Sayers was oddly silent.

Sebastian said, “I don’t believe you’ve never thought about it.”

“I have thought about it,” Sayers said. “I have written the scene in my head a thousand times. But until I face the moment itself…I have no idea what will happen.”

Rather than return to the Pinkerton office, where conversations might be overheard and questions raised, they stood outside Wanamaker’s and pretended to study the window displays.

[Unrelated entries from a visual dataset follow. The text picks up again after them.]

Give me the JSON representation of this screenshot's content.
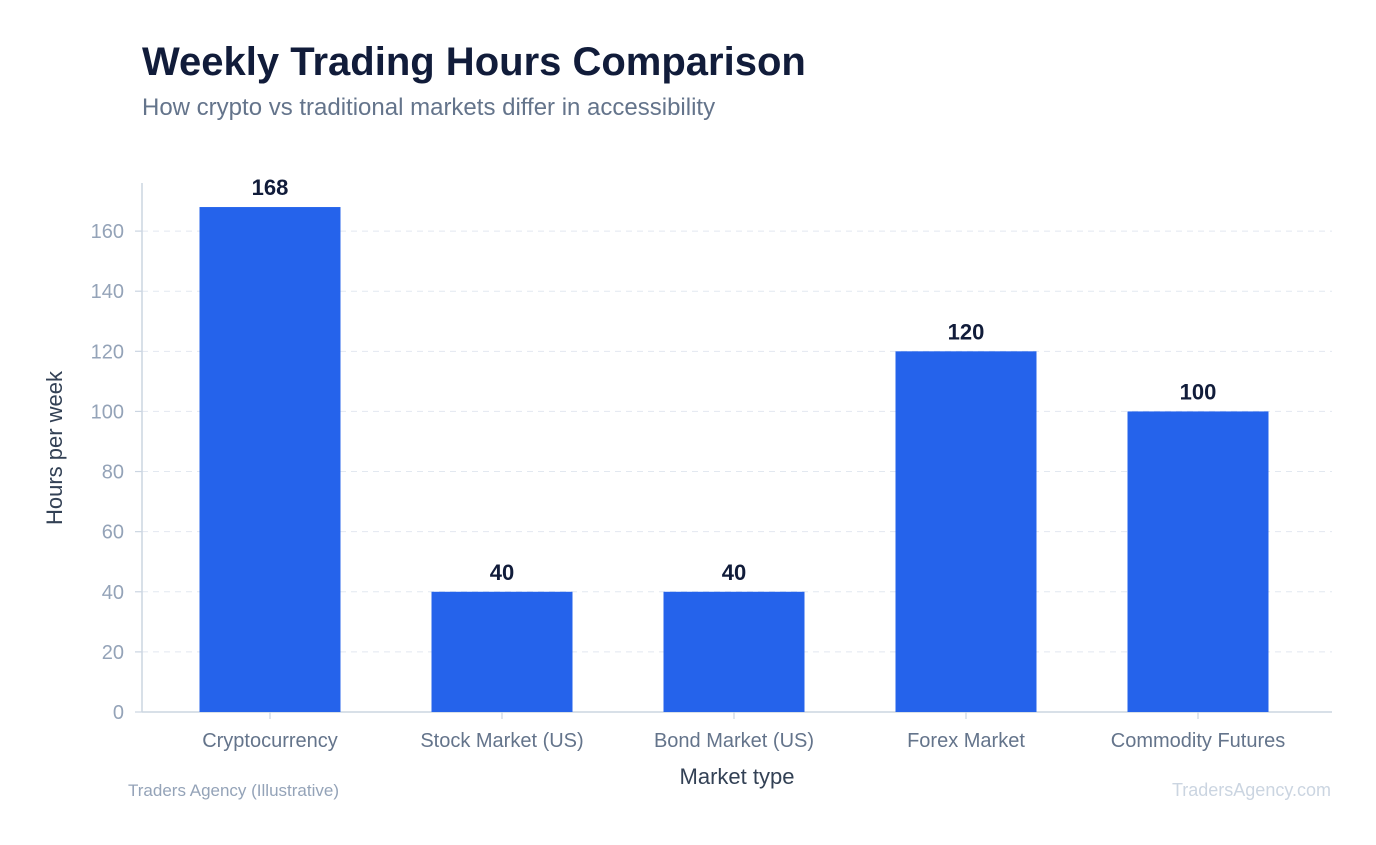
{
  "chart_data": {
    "type": "bar",
    "title": "Weekly Trading Hours Comparison",
    "subtitle": "How crypto vs traditional markets differ in accessibility",
    "xlabel": "Market type",
    "ylabel": "Hours per week",
    "categories": [
      "Cryptocurrency",
      "Stock Market (US)",
      "Bond Market (US)",
      "Forex Market",
      "Commodity Futures"
    ],
    "values": [
      168,
      40,
      40,
      120,
      100
    ],
    "data_labels": [
      "168",
      "40",
      "40",
      "120",
      "100"
    ],
    "ylim": [
      0,
      176
    ],
    "yticks": [
      0,
      20,
      40,
      60,
      80,
      100,
      120,
      140,
      160
    ],
    "ytick_labels": [
      "0",
      "20",
      "40",
      "60",
      "80",
      "100",
      "120",
      "140",
      "160"
    ],
    "grid": true,
    "legend": "none",
    "bar_color": "#2563eb"
  },
  "footer": {
    "source": "Traders Agency (Illustrative)",
    "watermark": "TradersAgency.com"
  },
  "colors": {
    "bar": "#2563eb",
    "grid": "#e2e8f0",
    "axis": "#cbd5e1"
  }
}
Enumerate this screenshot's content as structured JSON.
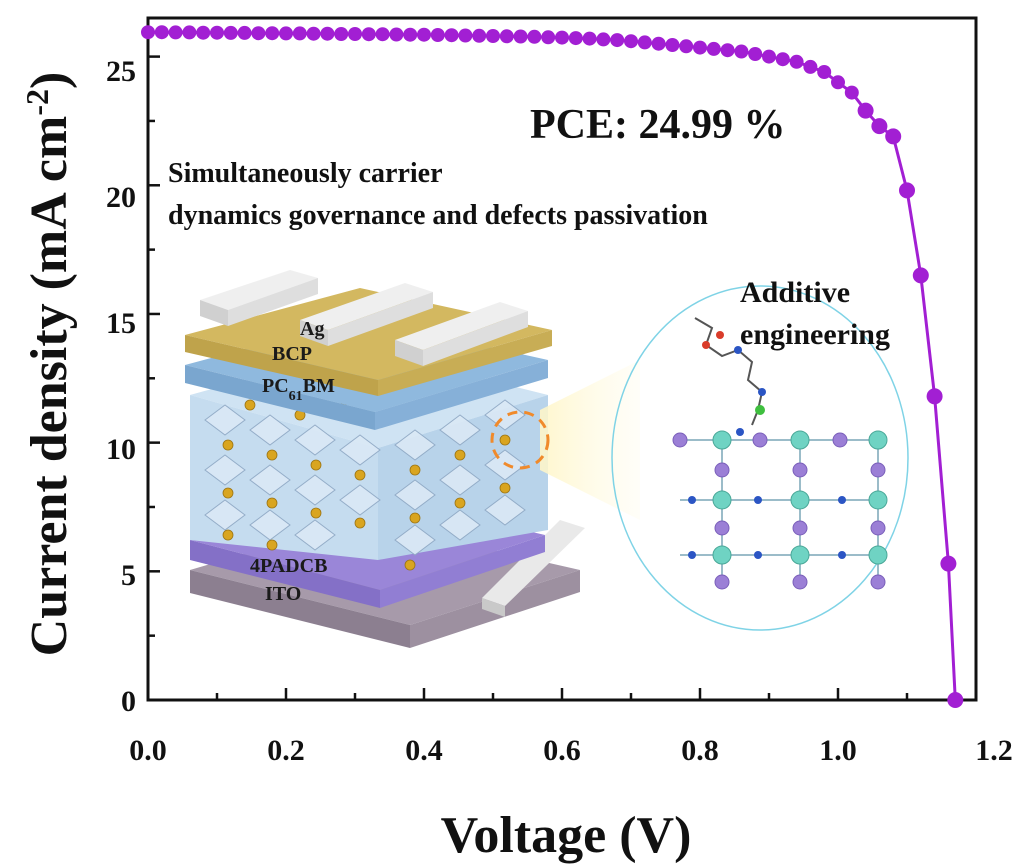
{
  "colors": {
    "series": "#a21fd3",
    "pce": "#f08a2b",
    "axis": "#111111"
  },
  "chart_data": {
    "type": "line",
    "xlabel": "Voltage (V)",
    "ylabel": "Current density (mA cm",
    "ylabel_sup": "-2",
    "ylabel_close": ")",
    "xlim": [
      0.0,
      1.2
    ],
    "ylim": [
      0,
      26.5
    ],
    "x_ticks": [
      "0.0",
      "0.2",
      "0.4",
      "0.6",
      "0.8",
      "1.0",
      "1.2"
    ],
    "y_ticks": [
      "0",
      "5",
      "10",
      "15",
      "20",
      "25"
    ],
    "grid": false,
    "series": [
      {
        "marker": "circle",
        "x": [
          0.0,
          0.02,
          0.04,
          0.06,
          0.08,
          0.1,
          0.12,
          0.14,
          0.16,
          0.18,
          0.2,
          0.22,
          0.24,
          0.26,
          0.28,
          0.3,
          0.32,
          0.34,
          0.36,
          0.38,
          0.4,
          0.42,
          0.44,
          0.46,
          0.48,
          0.5,
          0.52,
          0.54,
          0.56,
          0.58,
          0.6,
          0.62,
          0.64,
          0.66,
          0.68,
          0.7,
          0.72,
          0.74,
          0.76,
          0.78,
          0.8,
          0.82,
          0.84,
          0.86,
          0.88,
          0.9,
          0.92,
          0.94,
          0.96,
          0.98,
          1.0,
          1.02,
          1.04,
          1.06,
          1.08,
          1.1,
          1.12,
          1.14,
          1.16,
          1.17
        ],
        "y": [
          25.95,
          25.95,
          25.94,
          25.94,
          25.93,
          25.93,
          25.92,
          25.92,
          25.91,
          25.91,
          25.9,
          25.9,
          25.89,
          25.89,
          25.88,
          25.88,
          25.87,
          25.87,
          25.86,
          25.85,
          25.85,
          25.84,
          25.83,
          25.82,
          25.81,
          25.8,
          25.79,
          25.78,
          25.77,
          25.75,
          25.74,
          25.72,
          25.7,
          25.67,
          25.64,
          25.6,
          25.55,
          25.5,
          25.45,
          25.4,
          25.35,
          25.3,
          25.25,
          25.2,
          25.1,
          25.0,
          24.9,
          24.8,
          24.6,
          24.4,
          24.0,
          23.6,
          22.9,
          22.3,
          21.9,
          19.8,
          16.5,
          11.8,
          5.3,
          0.0
        ]
      }
    ],
    "annotations": {
      "pce": "PCE: 24.99 %",
      "headline_1": "Simultaneously carrier",
      "headline_2": "dynamics governance and defects passivation",
      "additive_1": "Additive",
      "additive_2": "engineering",
      "layers": {
        "ag": "Ag",
        "bcp": "BCP",
        "pcbm_pre": "PC",
        "pcbm_sub": "61",
        "pcbm_post": "BM",
        "htl": "4PADCB",
        "ito": "ITO"
      }
    }
  }
}
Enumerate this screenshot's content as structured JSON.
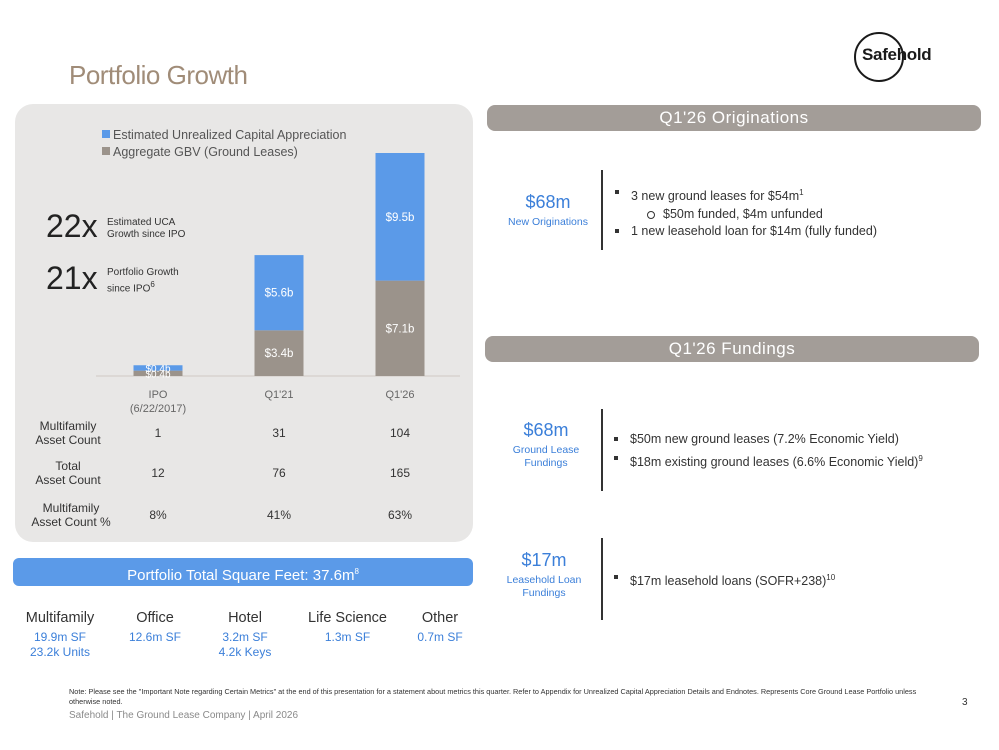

Sebastian decided to be bold.

“You drink, Sayers.”

The prizefighter took this without embarrassment or any show of defensiveness. “I have been known to,” he conceded.

“It will not help you from here.”

Sayers gave a wry smile. He said, “It is very hard for a man to deny something whose companionship has sped the passage of the harshest of days.”

“Nevertheless. If you’re staying in my house, it won’t do to be three days without a shave and have gin on your breath.”

“I can easily get a shave,” Sayers said.